Immer auf der Suche nach einem ungewöhnlichen Veranstaltungsort hat man für die Sommermonate die Museumsinsel, und zwar den Platz vor der Alten Nationalgalerie, gefunden und besetzt. Die Hüter preußischer Gärten und Anlagen wachsen über sich hinaus: Der Rasen ist hin - die Veranstaltungen gehen weiter. Konzerte, Filme, Lesungen und hinreichendes Catering.

Die Vielfalt der in Berlin stattfindenden Konzerte kann nicht darüber hinweg täuschen, dass so mancher Star um Berlin einen Bogen macht. Die Veranstaltungsmacher in Süddeutschland haben da offensichtlich ein besseres Händchen oder bessere Kontakte. Vielleicht schafft auch der Berliner Veranstalterfilz oder seine zunehmende Monopolisierung solche Resultate. Ein Poker, der dem Publikum nicht dient und Chancen ungenutzt vorbeiziehen lässt. Die Beteiligten sind immer noch stark sich zu Wort meldende Reste einer letztendlich über 28 Jahre im Mauerdasein gewachsenen Westberliner Politikkultur, die die Probleme anwachsen lässt, bis sie nicht mehr zu übersehen sind und dann Hilfe bei der Regierung, dem Bundeskanzler oder einer Art zweiten Luftbrücke erhofft. Was früher so gut ging, muss doch auch heute noch funktionieren - und dabei immer Eigennutz vor Gemeinnutz.

Eventkultur

Und immer läuft es auf einen Event hinaus - unter diesem geht nichts mehr in Berlin. Selbst das eher doch stille, an eine kleine Gruppe von Zuhörern oder gar an den einzelnen Leser gerichtete Medium Literatur ist, so ein Berliner Missverständnis, nur noch über Großveranstaltungen zu verkaufen. Ein Profilierungsergebnis seiner Macher. Für den Zuhörer bedeutet das, man geht nicht mehr zu einer Lesung, sondern kauft sich die Wochen-, Monats- oder Jahreskarte des Events (so wird's billiger) und hofft, im Mix des Gebotenen auch etwas Hörenswertes/Lesenswertes zu ergattern. Es ist wie das Blättern in Zeitschriften: mal hier was aufgreifen und dort etwas reinlesen ... irgendwas bleibt schon hängen und es vergeht Zeit, viel Zeit dabei. Mit diesen Riesenveranstaltungen wird längst in Kauf genommen, dass der breiten und sehr differenzierten Lesekultur der 90er Jahre damit das Wasser abgegraben wurde und deren finanzielle Quellen versiegt sind.
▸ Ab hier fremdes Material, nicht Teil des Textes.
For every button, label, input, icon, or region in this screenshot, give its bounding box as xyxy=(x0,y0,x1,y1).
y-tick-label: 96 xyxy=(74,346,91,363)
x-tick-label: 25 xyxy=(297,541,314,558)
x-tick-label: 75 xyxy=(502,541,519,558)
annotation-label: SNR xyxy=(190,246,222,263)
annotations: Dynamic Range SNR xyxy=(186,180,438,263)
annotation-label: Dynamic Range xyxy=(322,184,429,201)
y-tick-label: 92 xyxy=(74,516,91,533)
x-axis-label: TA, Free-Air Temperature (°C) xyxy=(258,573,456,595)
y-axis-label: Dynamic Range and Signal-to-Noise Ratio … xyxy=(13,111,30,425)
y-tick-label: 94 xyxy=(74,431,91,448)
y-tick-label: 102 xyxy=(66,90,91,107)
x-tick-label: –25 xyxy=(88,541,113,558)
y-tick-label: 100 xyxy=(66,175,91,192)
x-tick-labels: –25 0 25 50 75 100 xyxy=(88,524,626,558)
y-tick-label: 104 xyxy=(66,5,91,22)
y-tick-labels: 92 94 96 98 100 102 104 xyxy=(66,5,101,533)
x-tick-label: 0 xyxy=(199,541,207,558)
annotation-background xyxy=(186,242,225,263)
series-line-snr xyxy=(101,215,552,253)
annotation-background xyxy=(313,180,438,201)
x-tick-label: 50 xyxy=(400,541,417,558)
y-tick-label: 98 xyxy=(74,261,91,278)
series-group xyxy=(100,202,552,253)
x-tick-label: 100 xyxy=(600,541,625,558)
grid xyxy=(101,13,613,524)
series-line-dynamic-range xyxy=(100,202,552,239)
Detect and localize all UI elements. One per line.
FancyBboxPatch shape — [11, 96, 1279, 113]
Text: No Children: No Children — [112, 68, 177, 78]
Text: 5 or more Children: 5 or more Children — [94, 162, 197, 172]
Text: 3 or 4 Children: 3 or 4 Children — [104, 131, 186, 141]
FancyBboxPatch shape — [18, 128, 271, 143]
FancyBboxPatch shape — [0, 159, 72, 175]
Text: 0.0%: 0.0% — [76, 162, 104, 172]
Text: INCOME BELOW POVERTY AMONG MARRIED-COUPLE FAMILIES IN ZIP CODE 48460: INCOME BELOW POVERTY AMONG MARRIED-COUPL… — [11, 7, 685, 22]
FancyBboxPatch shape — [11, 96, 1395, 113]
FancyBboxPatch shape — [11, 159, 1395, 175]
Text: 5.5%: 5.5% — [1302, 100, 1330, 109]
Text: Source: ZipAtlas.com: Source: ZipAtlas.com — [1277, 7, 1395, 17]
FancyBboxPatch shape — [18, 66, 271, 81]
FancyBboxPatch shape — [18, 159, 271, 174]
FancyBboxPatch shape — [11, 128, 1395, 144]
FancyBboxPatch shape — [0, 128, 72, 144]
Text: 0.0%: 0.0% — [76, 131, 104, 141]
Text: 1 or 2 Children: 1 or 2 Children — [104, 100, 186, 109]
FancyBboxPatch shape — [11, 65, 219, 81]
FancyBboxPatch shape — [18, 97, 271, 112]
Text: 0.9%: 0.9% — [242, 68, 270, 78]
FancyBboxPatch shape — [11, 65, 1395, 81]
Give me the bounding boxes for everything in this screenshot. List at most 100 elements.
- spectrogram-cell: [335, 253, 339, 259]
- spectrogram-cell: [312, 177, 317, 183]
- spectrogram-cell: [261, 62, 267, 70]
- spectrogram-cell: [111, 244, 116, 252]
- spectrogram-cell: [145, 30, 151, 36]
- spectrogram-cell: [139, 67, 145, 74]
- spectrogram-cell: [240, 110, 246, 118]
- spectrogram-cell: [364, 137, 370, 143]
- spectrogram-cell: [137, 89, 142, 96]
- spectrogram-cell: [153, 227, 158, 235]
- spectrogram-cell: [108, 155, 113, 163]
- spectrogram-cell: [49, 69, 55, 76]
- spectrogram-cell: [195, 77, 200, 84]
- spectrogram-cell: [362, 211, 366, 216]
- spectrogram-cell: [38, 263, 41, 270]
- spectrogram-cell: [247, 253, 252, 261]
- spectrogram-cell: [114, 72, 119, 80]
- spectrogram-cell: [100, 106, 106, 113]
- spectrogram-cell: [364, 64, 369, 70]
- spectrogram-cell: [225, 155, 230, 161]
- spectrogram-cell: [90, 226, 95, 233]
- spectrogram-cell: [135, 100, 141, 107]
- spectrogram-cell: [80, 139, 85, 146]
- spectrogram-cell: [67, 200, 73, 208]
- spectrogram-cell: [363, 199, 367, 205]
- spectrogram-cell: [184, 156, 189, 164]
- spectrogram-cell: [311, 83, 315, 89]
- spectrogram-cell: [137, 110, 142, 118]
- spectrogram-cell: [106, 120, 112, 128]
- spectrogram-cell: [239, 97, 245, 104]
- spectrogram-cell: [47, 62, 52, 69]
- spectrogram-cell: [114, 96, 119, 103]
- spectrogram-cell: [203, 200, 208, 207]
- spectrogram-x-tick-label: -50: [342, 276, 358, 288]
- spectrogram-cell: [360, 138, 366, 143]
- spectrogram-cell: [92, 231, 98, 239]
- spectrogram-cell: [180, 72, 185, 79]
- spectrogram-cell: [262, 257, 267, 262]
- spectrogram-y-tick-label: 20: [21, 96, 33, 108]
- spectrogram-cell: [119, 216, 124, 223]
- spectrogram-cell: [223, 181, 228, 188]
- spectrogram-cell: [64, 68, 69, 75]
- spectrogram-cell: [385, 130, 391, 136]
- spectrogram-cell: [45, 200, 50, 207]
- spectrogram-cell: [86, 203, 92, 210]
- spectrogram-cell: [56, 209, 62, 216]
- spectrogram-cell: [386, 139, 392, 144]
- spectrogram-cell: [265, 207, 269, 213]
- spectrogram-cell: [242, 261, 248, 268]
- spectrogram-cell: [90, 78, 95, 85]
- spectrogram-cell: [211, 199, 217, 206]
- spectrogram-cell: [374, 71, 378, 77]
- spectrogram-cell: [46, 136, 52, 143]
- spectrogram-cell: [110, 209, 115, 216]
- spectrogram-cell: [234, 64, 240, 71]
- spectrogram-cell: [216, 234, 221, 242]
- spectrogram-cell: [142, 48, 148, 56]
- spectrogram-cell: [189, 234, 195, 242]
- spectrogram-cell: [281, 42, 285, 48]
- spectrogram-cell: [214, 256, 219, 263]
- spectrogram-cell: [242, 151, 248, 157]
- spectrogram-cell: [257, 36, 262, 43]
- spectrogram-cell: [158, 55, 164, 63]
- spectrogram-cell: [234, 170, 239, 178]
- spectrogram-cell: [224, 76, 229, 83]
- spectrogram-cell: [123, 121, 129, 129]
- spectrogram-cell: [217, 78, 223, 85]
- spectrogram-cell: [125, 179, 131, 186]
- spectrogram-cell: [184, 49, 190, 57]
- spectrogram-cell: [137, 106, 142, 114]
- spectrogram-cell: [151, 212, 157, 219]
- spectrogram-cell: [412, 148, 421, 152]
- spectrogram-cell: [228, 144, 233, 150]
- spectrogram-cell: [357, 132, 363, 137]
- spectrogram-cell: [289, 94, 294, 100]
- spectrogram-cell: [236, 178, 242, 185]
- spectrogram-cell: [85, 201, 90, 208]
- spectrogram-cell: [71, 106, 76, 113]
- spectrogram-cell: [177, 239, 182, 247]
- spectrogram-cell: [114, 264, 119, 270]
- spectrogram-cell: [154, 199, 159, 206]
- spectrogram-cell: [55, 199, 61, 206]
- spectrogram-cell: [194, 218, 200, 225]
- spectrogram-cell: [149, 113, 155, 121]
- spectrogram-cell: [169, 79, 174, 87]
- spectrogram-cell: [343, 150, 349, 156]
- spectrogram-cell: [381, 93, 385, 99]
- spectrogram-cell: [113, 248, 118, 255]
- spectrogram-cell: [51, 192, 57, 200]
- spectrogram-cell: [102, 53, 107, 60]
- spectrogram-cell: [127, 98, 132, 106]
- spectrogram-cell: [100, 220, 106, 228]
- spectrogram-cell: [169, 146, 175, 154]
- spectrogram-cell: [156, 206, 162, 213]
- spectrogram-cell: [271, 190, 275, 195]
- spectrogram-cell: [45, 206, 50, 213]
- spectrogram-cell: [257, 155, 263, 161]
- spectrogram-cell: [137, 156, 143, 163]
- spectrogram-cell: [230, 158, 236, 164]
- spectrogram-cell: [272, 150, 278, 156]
Dennoch, etwa die Tanzwirtschaft Kaffee Burger, gleich in der Nähe der Ostberliner Volksbühne, bietet zu kleinem Preis und in schlichtem, und um so mehr beeindruckendem 70er-Jahre-Look Monat für Monat fast täglich Gegenveranstaltungen an: Lesungen, Vorträge, Russendisko; ab 21 Uhr. Und häufig sehr voll. Sollten Sie hier einen alten Freund aus der Wiener Vorstadt treffen, dann wundern Sie sich nicht, klopfen Sie ihm auf die Schulter, trinken Sie ein Bier zusammen und sagen Sie sich, so ist es halt. Wenn Sie dann noch mit dem Spruch "Berlin ist ein Dorf" kommen, haben Sie nicht nur Recht, sondern liegen auch einen Punkt vorn.

Der Autor ist Gründer des in den 80er Jahren illegal in Ostberlin erschienenen Künstlerprojektes "entwerter/oder" sowie Autor und Verleger von Buchkunst im Uwe Warnke Verlag, Berlin.